Despite a larger than life public personality, there are many unknowns in the details of Kirkland’s life. While he often claimed to have been born in Jamaica on August 16, 1923, the precise date and place of his birth remains the subject of much controversy. It is known that by age one, Kirkland was living together with his young mother, Dixie Rainey, on the Kirkland plantation in Henry County, Alabama. They resided with Mamie Kirkland, his foster grandmother, who raised them together as siblings. Kirkland reminisced how, on most Sundays, Mamie Kirkland brought him to sing in the local sanctified church choir. Besides gospel music, Mamie also exposed Kirkland to a wide range of country, classical and blues music through her extensive 78 record collection she played to him on a wind up record player. Kirkland said “there is soul in all music and I listened to it all.”

Growing up poor in the Jim Crow south, young Kirkland rarely attended school and remembered more often working alongside his young mother picking cotton. Later on, his mother married Jim “Mack” Brown, a sharecropper and blues musician. His step-father played local juke joints and house parties and gave Kirkland his first harmonica and guitar lessons. After Mack and Dixie separated, the young Kirkland made his first guitar using a cigar box, adding screen door wire for strings, and by age 9, he had saved enough money from picking cotton to buy his first Stella guitar. By 1930, the family had moved to Dothan, Alabama where Kirkland reported finding a rich blues scene that included street musicians, juke joints and backwoods house parties. Kirkland cited local musicians as amongst his biggest influences including: Dothan’s trio of brothers, Jewell, Martin and Ray Snell, Stop and Fixit, the traveling guitar duo, and local musician, Blind Murphy. It is clear that these Wiregrass roots were an essential influence on his artistic sensibilities and a testimony to Alabama’s early and rich blues culture.

At age twelve, Kirkland described stowing away with the Silas Green’s Sugar Girls medicine show, performing alongside entertainers like “Diamond Tooth Mary” McLean (Bessie Smiths step-sister) and Butter Beans and Susie. By 1942, he was living in Detroit, where he joined, toured and recorded with John Lee Hooker. Kirkland continued to work in and outside music, with short stints in the army, boxing, and on the Ford Motor Co assembly line. He also returned to Dothan often to visit family and friends and to perform. In 1961, he recorded his first successful solo album on Blank Records, titled It’s the Blues Man.

Eddie moved to Macon, Georgia in 1962, where he joined Otis Redding as a performer and bandleader (1963-66). He recorded with Stax/Volt Records and had a hit single “The Hawg” in 1963. He also toured extensively with numerous well-known musicians, including Muddy Waters, Honeyboy Edwards, Ruth Brown, Little Richard and Johnny Taylor. His extensive and critically acclaimed discography includes albums with many record labels, such as King, Prestige, Lupine, JSP, Deluge, Telarc, RPM, Fortune Records, and Capricorn Records.
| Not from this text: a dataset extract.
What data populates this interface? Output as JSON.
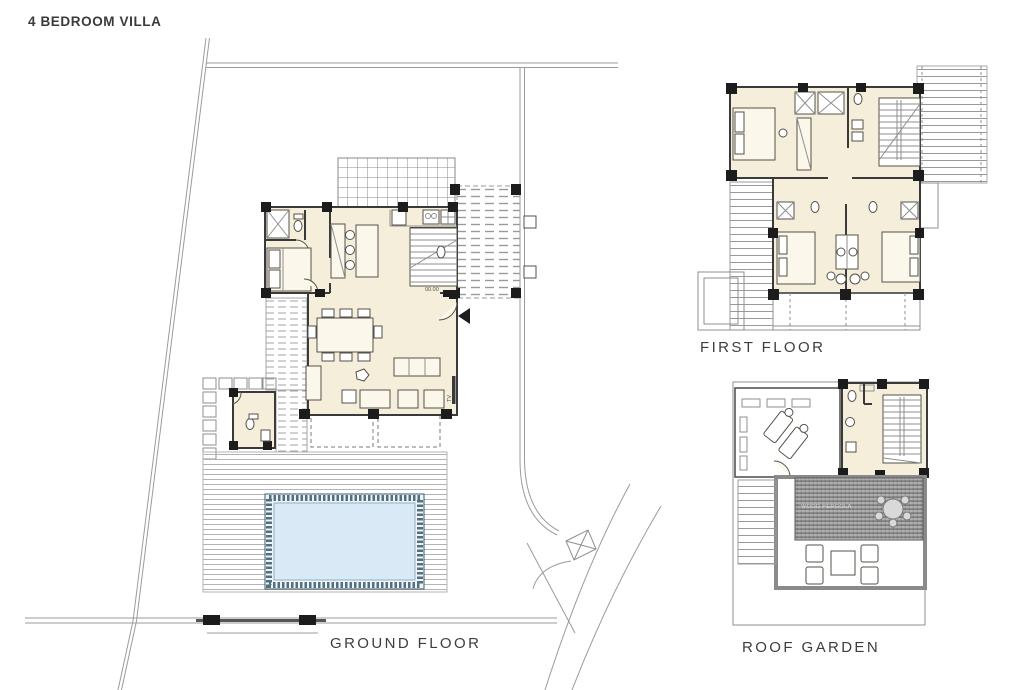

Summarizing his undying belief in the transformative power of the blues, Kirkland stated, “My life is the blues, the way I was born, the way I came up, the way I have to live on the road. I’m the poorest blues singer in the world but I love it . . . Sometime in your life you are going to need the blues. Listening to the blues’ll help you overcome your troubles. As long as people have troubles, I will still be playing the blues.

Kirkland remained dedicated to the blues life and continued to tour, write, record, play juke joints, backwater bars as well as international stages until his untimely death – Eddie Kirkland died in Tampa, Florida, on February 27, 2011, on his way home from a gig.